Red Star Tattoo tells the compelling story of Larsen’s unconventional and transient youth, as well as her experience in counterculture organizations, including her association with a clandestine wing of the Communist Party USA.
“In this coming-of-age story, Sonja Larsen looks back at a childhood and adolescence spent searching for a sense of connection and purpose beyond her family,” said Bruce Gillespie, an award juror and professor in Laurier’s digital media and journalism program.
In addition to Red Star Tattoo, the shortlist for the 2017 Edna Staebler Award included The Shoe Boy by Duncan McCue and The Elephants in My Backyard by Rajiv Surendra. Larsen’s win was celebrated during two public events at Laurier’s Waterloo and Brantford campuses in November.

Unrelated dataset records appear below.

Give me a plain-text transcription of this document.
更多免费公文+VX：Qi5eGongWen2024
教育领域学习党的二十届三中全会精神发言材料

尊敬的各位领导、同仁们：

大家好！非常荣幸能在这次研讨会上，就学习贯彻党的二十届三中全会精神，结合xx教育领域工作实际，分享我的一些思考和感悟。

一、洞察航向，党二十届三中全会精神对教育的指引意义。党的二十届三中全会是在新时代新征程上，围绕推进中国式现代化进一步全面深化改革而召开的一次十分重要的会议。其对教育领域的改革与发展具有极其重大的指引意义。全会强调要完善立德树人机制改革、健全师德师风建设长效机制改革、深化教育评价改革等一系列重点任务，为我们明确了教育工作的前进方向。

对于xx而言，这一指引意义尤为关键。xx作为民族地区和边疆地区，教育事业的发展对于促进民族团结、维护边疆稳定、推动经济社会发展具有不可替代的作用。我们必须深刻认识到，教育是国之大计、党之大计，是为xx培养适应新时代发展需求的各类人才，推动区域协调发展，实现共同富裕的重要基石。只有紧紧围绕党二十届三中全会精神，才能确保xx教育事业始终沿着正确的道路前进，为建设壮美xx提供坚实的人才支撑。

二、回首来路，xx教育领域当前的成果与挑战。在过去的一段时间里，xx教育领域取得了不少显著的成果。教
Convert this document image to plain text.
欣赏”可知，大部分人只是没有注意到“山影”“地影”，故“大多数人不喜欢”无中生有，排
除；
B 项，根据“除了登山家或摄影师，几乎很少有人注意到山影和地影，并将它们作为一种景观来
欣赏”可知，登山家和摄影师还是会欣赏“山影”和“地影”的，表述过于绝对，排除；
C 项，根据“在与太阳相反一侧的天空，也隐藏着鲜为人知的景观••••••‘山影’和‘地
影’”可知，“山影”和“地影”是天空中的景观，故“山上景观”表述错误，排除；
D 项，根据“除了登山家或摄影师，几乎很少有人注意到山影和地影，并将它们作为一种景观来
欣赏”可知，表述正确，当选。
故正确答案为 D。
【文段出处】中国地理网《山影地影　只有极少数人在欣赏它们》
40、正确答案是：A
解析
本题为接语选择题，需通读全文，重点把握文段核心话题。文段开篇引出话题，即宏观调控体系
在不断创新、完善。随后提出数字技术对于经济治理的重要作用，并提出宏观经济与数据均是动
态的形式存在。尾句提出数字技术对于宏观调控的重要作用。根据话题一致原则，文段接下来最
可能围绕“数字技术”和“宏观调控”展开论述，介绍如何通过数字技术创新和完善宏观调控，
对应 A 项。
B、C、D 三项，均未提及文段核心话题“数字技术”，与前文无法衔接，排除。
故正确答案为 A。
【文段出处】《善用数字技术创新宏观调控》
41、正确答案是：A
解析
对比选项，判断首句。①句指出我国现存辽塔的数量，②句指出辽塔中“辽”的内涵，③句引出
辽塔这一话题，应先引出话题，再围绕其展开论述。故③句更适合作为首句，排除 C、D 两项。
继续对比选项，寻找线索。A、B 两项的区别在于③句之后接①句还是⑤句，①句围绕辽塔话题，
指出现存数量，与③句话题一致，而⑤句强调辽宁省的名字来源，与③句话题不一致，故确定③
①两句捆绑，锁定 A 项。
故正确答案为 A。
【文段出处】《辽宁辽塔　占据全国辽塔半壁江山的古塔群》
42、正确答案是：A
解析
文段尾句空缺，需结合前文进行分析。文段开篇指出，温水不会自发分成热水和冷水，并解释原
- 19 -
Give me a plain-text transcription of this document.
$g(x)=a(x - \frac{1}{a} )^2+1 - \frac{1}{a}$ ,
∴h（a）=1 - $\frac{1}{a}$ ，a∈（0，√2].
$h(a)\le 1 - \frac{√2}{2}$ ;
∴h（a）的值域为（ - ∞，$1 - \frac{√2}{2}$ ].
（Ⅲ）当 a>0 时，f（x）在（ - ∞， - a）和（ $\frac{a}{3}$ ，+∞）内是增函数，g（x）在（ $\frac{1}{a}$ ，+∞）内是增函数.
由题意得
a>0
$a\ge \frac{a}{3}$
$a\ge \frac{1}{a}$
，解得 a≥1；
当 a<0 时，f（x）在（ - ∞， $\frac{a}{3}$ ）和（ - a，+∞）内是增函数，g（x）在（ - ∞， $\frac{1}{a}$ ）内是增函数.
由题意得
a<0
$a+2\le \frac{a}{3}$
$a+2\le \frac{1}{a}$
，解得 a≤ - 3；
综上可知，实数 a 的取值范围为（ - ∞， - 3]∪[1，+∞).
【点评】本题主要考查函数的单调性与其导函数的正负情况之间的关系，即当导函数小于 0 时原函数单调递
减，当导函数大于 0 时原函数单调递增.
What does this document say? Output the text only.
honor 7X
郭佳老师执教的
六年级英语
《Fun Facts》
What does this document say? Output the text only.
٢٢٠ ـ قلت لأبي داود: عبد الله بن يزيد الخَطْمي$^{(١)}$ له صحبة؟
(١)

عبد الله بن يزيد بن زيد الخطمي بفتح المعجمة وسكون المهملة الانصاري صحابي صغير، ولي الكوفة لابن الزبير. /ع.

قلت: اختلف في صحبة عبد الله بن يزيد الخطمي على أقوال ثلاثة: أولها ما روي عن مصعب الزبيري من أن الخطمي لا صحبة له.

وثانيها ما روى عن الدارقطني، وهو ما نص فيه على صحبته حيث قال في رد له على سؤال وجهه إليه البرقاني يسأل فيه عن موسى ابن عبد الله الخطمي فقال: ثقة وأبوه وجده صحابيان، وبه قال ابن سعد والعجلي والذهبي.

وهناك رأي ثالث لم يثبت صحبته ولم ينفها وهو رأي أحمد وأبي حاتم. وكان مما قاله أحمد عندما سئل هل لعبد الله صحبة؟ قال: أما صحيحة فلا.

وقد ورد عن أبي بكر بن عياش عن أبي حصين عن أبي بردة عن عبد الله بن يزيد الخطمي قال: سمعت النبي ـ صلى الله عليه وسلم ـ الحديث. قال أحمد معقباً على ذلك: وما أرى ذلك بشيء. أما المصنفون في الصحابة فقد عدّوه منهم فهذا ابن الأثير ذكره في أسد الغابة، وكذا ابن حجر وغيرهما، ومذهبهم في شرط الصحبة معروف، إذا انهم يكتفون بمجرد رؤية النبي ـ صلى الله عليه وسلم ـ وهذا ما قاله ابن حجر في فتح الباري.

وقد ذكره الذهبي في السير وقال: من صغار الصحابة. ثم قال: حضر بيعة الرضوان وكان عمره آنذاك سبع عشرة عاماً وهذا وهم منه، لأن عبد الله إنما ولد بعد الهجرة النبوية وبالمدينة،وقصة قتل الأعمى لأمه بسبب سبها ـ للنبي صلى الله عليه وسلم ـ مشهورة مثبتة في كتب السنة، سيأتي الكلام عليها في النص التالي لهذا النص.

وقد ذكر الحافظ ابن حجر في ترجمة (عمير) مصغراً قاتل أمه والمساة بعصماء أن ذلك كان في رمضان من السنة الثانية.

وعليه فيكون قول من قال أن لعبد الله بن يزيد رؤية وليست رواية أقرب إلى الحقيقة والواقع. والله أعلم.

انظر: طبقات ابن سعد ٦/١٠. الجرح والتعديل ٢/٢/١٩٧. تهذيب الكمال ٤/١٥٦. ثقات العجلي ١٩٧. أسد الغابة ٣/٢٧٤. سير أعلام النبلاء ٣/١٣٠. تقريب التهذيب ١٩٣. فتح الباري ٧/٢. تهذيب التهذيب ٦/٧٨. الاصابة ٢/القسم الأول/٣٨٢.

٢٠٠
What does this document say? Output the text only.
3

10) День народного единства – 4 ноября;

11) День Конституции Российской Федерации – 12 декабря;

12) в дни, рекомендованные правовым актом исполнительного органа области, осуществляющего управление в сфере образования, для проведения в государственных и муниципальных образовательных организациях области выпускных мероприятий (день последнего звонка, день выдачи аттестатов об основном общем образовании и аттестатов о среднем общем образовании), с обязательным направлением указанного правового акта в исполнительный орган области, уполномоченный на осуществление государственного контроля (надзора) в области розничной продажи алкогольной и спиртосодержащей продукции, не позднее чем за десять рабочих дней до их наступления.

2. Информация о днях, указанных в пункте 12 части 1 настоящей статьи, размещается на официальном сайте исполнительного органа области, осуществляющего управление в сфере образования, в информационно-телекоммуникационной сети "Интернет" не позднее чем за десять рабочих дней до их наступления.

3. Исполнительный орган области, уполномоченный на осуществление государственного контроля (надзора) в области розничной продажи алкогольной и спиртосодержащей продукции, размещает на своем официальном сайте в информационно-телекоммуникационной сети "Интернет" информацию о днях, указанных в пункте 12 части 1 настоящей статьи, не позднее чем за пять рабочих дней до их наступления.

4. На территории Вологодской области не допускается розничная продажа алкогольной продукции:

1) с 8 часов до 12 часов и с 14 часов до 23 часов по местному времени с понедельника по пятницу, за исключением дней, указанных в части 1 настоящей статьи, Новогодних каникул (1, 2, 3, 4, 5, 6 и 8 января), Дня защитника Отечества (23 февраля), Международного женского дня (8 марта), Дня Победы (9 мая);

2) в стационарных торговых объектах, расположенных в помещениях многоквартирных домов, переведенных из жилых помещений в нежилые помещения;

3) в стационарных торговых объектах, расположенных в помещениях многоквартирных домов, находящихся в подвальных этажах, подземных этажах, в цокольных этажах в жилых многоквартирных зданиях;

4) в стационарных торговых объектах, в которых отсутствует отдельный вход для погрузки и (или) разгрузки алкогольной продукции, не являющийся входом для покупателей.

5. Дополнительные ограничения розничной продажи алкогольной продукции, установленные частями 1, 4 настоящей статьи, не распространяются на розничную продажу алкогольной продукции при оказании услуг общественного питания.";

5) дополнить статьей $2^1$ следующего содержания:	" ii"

Established and endowed in 1991 by writer and award-winning journalist Edna Staebler, the Edna Staebler Award for Creative Non-Fiction is administered by Laurier, the only university in Canada to bestow a nationally recognized literary award. The $10,000 award recognizes Canadian writers for a first or second work of creative non-fiction that includes a Canadian locale or significance.
In related literary news, Pasha Malla, an accomplished and well-recognized author in several genres, was chosen as Laurier’s Edna Staebler Writer in Residence for the fall 2017 term. Malla’s work includes short stories, novels, poetry, personal essays and humour. He also pens a monthly books column in The Globe and Mail and frequently contributes to The Walrus, The New Yorker and CBC Radio.
During his time on Laurier’s Waterloo and Brantford campuses from Oct. 23 to Nov. 3, Malla worked on two writing projects, visited classes, conducted workshops, offered literary readings and provided one-on-one mentoring to writers in the Laurier community.